The growing fiscal difficulties and rate-payer vigilance is reducing amenities just when demand is rising. Meanwhile, US households are often paralyzed by debt. See more here.
70 % of Americans are economizing. This is slowing down America's recovery.
The US could roar out of some recessions, like that of 1981-2, because the baby-boomers were young (many in their 20’s) and high earners with heavy spending on homes, furnishing and cars.
Consumer spending rose 7.2% in 1982. The demographics are different now with many people scrimping in retirement. Personal debt is US$124,000 per household and that takes a lot of paying off, especially as house values have plunged and stock markets been volatile.
I believe that there will be considerable social change.
There was a good link in yesterday's Top 10 to “baby boomers” who have unemployed resentful children living with them.
In brief, my 'New normal' includes:
• Decline in retailing and construction sectors as drivers of growth.
• greater emphasis on export-led growth.
• Bi-inflation. Rising prices for commodities and gold, deflation in much of the economy.
• Structural change: high unemployment endemic in West except for successful exporters like Germany and Australia.

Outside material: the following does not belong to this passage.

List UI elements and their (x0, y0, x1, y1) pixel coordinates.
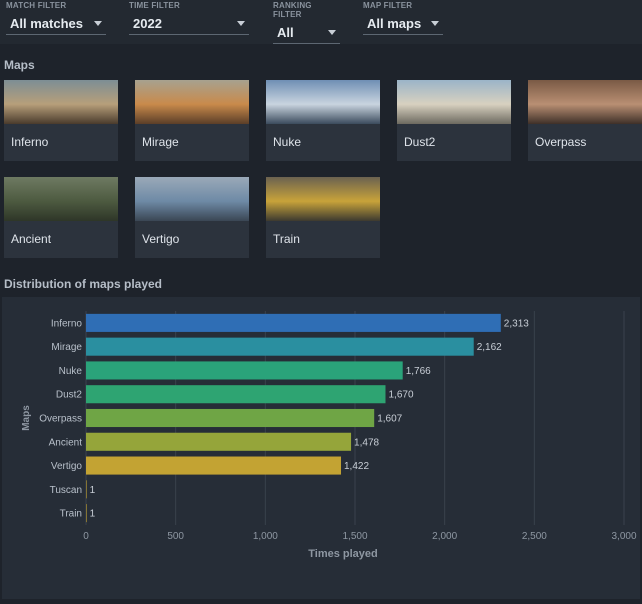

• Structural change: tight credit in the West limits consumption and investment.
• Investors scared of shares: very low bonds and bank yields
• Low economic growth in the West, partly because of:
• High Western debt leads to fiscal austerity.
• Fiscal austerity has severe consequences for much of the population in reduced entitlements and services. Negative feedback loop on employment
• Structural change in the West: less spending on consumer goods. This will compress Funding Western debt crowds out investment.
• Household saving in West moves from negative to positive, but net yield very low.
• Cultural acceptance of frugality and thrift
• Endemic youth unemployment
• Ethnic tensions.
• Growing popular resentment of austerity, sometimes expressed in riots and disorder.
• Confrontation between right wing groups and collectivists.